Upstream Petroleum Development Bill will mean less investment, fewer jobs and no supercharge of KZN’s fiscus

Issued by Heinz de Boer, MPL – DA KZN Spokesperson on EDTEA
26 Mar 2024 in Press Statements

The DA laments the ongoing disregard of almost all KwaZulu-Natal (KZN) public and committee input on critical pieces of legislation. Despite massive budgets being allocated and spent on public participation, there is clear evidence that the National Council of Province’s (NCOP) systematically disregards all public comment.

The last-minute rush to ram home legislation that has been under discussion for years is also unacceptable. In fact, the ongoing disregard for public comment being incorporated into final legislation smacks of tick box democracy and cannot be tolerated.

Perhaps the biggest missed opportunity of the Upstream Petroleum Development Bill is to truly, fairly and sustainably utilise foreign investment to grow jobs and South Africa’s economy. Instead, the ANC has essentially chased potential international miners away with race-based quotas.

Countries with large oil and gas reserves – and credible legislation governing the exploitation of those reserves – tend to be extremely rich with high standards of living, such as Norway, the United Kingdom and the United States.

Oil reserves remain complex and expensive to retrieve. Exploration estimates put the cost of drilling one offshore well at R800 million. Clearly, international investors with the expertise and money to drill are the major oil companies. The question is: What legislation will persuade them to spend their money exploring for oil and gas in our territory?

Ten years ago, the ANC-run government tried to rewrite the rules governing oil and gas in an amendment of the Mineral and Petroleum Resources Development Act (MPRDA) of 2002. It proposed conditions that were unacceptable to investors.

Even though that amendment was scrapped, investors sat on their hands or left the country. South Africa lost ten years in which it could have had exploration and development. This incompetence cost us money and jobs.

There are provisions in this bill that will put off investors. The bill demands 20% of every project goes to the state oil company, essentially Petro SA. On top of that 20% giveaway, this bill demands that another 10% be set aside for Broad-based Black Economic Empowerment (BEE) companies.

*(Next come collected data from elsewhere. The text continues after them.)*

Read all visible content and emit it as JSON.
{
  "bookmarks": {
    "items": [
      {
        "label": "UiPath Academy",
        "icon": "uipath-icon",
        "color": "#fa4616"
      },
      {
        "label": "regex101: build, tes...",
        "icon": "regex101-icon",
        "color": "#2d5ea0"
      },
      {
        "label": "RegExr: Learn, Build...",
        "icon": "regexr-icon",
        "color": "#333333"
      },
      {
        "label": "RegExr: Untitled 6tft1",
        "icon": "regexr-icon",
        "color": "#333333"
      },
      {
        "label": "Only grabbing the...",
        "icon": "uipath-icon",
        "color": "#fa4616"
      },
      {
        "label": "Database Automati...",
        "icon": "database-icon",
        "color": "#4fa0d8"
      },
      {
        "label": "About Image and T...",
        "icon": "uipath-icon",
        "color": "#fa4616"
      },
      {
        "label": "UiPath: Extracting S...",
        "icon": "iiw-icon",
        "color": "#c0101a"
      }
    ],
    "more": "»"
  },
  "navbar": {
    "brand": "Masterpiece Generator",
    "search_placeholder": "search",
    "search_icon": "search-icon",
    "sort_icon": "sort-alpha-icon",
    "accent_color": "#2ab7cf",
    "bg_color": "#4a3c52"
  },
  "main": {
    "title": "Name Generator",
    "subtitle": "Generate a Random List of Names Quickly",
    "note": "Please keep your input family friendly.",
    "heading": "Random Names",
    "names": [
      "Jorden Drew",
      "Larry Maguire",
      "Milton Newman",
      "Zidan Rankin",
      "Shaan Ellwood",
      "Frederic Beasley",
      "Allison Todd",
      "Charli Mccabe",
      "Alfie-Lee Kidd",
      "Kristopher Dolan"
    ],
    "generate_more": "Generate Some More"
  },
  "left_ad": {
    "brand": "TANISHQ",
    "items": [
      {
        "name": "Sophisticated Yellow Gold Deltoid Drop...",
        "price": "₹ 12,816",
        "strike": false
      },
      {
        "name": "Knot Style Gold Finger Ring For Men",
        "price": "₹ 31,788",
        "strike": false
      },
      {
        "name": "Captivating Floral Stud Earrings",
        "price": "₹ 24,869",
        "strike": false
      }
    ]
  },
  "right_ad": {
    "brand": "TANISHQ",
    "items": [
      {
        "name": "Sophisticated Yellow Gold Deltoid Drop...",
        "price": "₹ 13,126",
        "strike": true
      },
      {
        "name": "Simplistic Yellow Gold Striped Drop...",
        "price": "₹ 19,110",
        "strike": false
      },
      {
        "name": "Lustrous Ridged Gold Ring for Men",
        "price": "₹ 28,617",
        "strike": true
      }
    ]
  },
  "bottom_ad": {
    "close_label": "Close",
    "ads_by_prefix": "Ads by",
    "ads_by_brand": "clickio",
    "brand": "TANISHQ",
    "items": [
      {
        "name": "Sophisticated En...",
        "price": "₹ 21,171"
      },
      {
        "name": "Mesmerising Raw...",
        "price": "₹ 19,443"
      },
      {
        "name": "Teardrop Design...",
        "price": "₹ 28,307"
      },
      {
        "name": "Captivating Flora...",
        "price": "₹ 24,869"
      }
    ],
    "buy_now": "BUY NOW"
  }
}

The Minister of Mineral Resources and Energy will also decide when to open applications for blocks. That gives him huge power to advantage bidders. Given the ANC penchant for crookery, this opens the door to corruption.

By comparison, Namibia will be producing oil and gas in four years. Unless oil companies take a very long view, this bill could see development of South Africa’s resources set back for another ten years. That means less investment, fewer jobs and no supercharge of the fiscus.

Passing this bill will have consequences and will ensure that the ANC’s usual toxic combination of greed, ignorance and ideology will continue to keep South Africans in poverty.